Desde este punto de vista, es importante integrar todo aquello que rechazamos de nosotros mismos, en lugar de querer arrancarlo y luchar contra ello. La dirección que nos lleva a la reconstrucción de la autoestima es hacia dentro y no hacia afuera. Se trataría de acoger todo aquello que no nos gusta de nosotros mismos en lugar de tapar o expulsar aquello que nos molesta. Haciéndonos una unidad por dentro, sanamos la autoestima, y desde ahí mejoramos la relación con los demás, nuestras relaciones dejan de ser dependientes y demandantes para ser relaciones más nutrientes y enriquecedoras sin esperar que el otro tape el hueco emocional que solo a nosotros nos corresponde llenar.
Autoestimarse es experimentar un sentimiento de estar en paz con lo que uno es. Este sentimiento emerge de la profunda aceptación de todo aquello que no nos gusta de nosotros mismos, de reconciliarnos con todas las partes que están en conflicto en nuestro espacio interior.
Esta aceptación incondicional de querernos tal y como somos, no nos impide el cambio, sino todo lo contrario, lo facilita e incluso hace que este se produzca más rápido. Y esto es así, porque cuando abrazamos y acogemos todo lo que somos, dejamos de malgastar la energía en luchar contra una parte de nosotros mismos, y la tenemos disponible para mejorar y transformarnos.
Cualquier obstáculo o dificultad que aparece cuando nos estimamos bien, es aceptada e integrada en el proceso de la vida y se convierte en el combustible que alimenta nuestra verdadera autoestima.
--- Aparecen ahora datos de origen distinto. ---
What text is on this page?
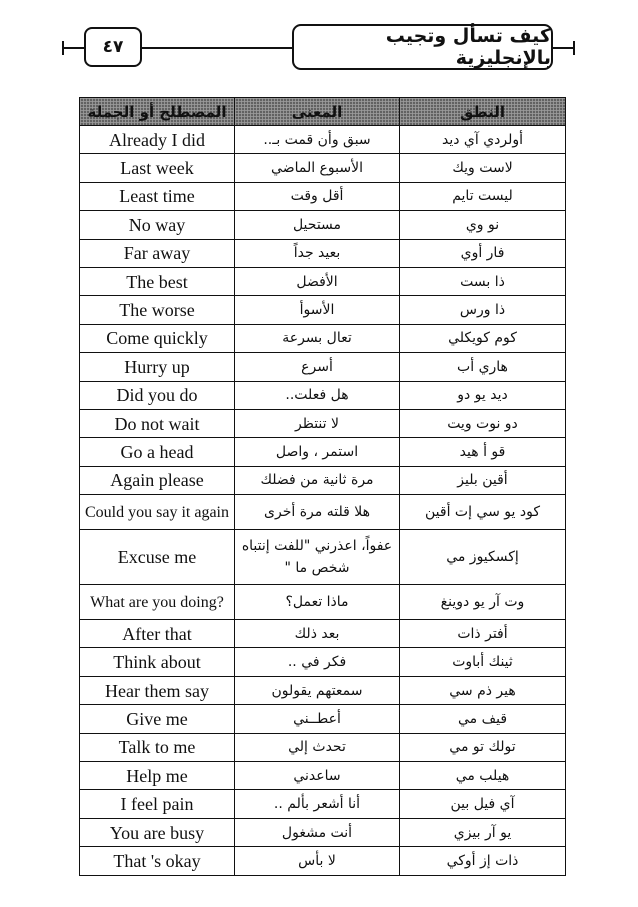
٤٧	كيف تسأل وتجيب بالإنجليزية
المصطلح أو الجملة	المعنى	النطق
Already I did	سبق وأن قمت بـ..	أولردي آي ديد
Last week	الأسبوع الماضي	لاست ويك
Least time	أقل وقت	ليست تايم
No way	مستحيل	نو وي
Far away	بعيد جداً	فار أوي
The best	الأفضل	ذا بست
The worse	الأسوأ	ذا ورس
Come quickly	تعال بسرعة	كوم كويكلي
Hurry up	أسرع	هاري أب
Did you do	هل فعلت..	ديد يو دو
Do not wait	لا تنتظر	دو نوت ويت
Go a head	استمر ، واصل	قو أ هيد
Again please	مرة ثانية من فضلك	أقين بليز
Could you say it again	هلا قلته مرة أخرى	كود يو سي إت أقين
Excuse me	عفواً، اعذرني "للفت إنتباه شخص ما "	إكسكيوز مي
What are you doing?	ماذا تعمل؟	وت آر يو دوينغ
After that	بعد ذلك	أفتر ذات
Think about	فكر في ..	ثينك أباوت
Hear them say	سمعتهم يقولون	هير ذم سي
Give me	أعطــني	قيف مي
Talk to me	تحدث إلي	تولك تو مي
Help me	ساعدني	هيلب مي
I feel pain	أنا أشعر بألم ..	آي فيل بين
You are busy	أنت مشغول	يو آر بيزي
That 's okay	لا بأس	ذات إز أوكي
Y es que quererse bien, no depende de nuestros éxitos profesionales, de nuestras cualidades consideradas positivas o de nuestros logros económicos, sino que más allá de todo ello, la verdadera autoestima, depende de la capacidad que tengamos de acogernos a pesar de nuestros fracasos, nuestras equivocaciones, nuestros defectos y nuestras debilidades.
La clave está en desarrollar un yo cuidador que nos acoja en los momentos difíciles y de esta forma ir experimentando cómo la autoestima se convierte en un amortiguador de las emociones aflictivas y así, a través de ella, ser capaz de poner amor donde hay dolor.
La verdadera autoestima no tiene que ver con el perfeccionismo, sino que tiene que ver con la aceptación, la aceptación de nuestra parte vulnerable.
Por lo tanto, en dónde tenemos que poner el foco de nuestra atención no es en cambiar lo que no nos gusta, sino en abrazarlo, en poder decir: sí así es, así está siendo, y desde ese reconocimiento sincero y honesto dirigir nuestra energía hacia la manifestación de lo que creemos es mejor para nosotros, teniendo en cuenta que cualquier creencia que tengamos es buena si nos proporciona paz y armonía interna y externa, y si no quizás nos valga la pena revisarlas y transformarlas en ideas que nos acerquen al fondo de serenidad que nos corresponde por naturaleza.
Este concepto de autoestima ligado a la aceptación de lo que somos, nos acerca a experimentar el valor que llevamos dentro independientemente del vaivén de los sucesos de nuestra vida, de si ocurre o no lo que deseamos, de si nos aprecian o no, pues nuestro sentimiento de valía ya no depende de lo externo, sino que depende de nosotros mismos.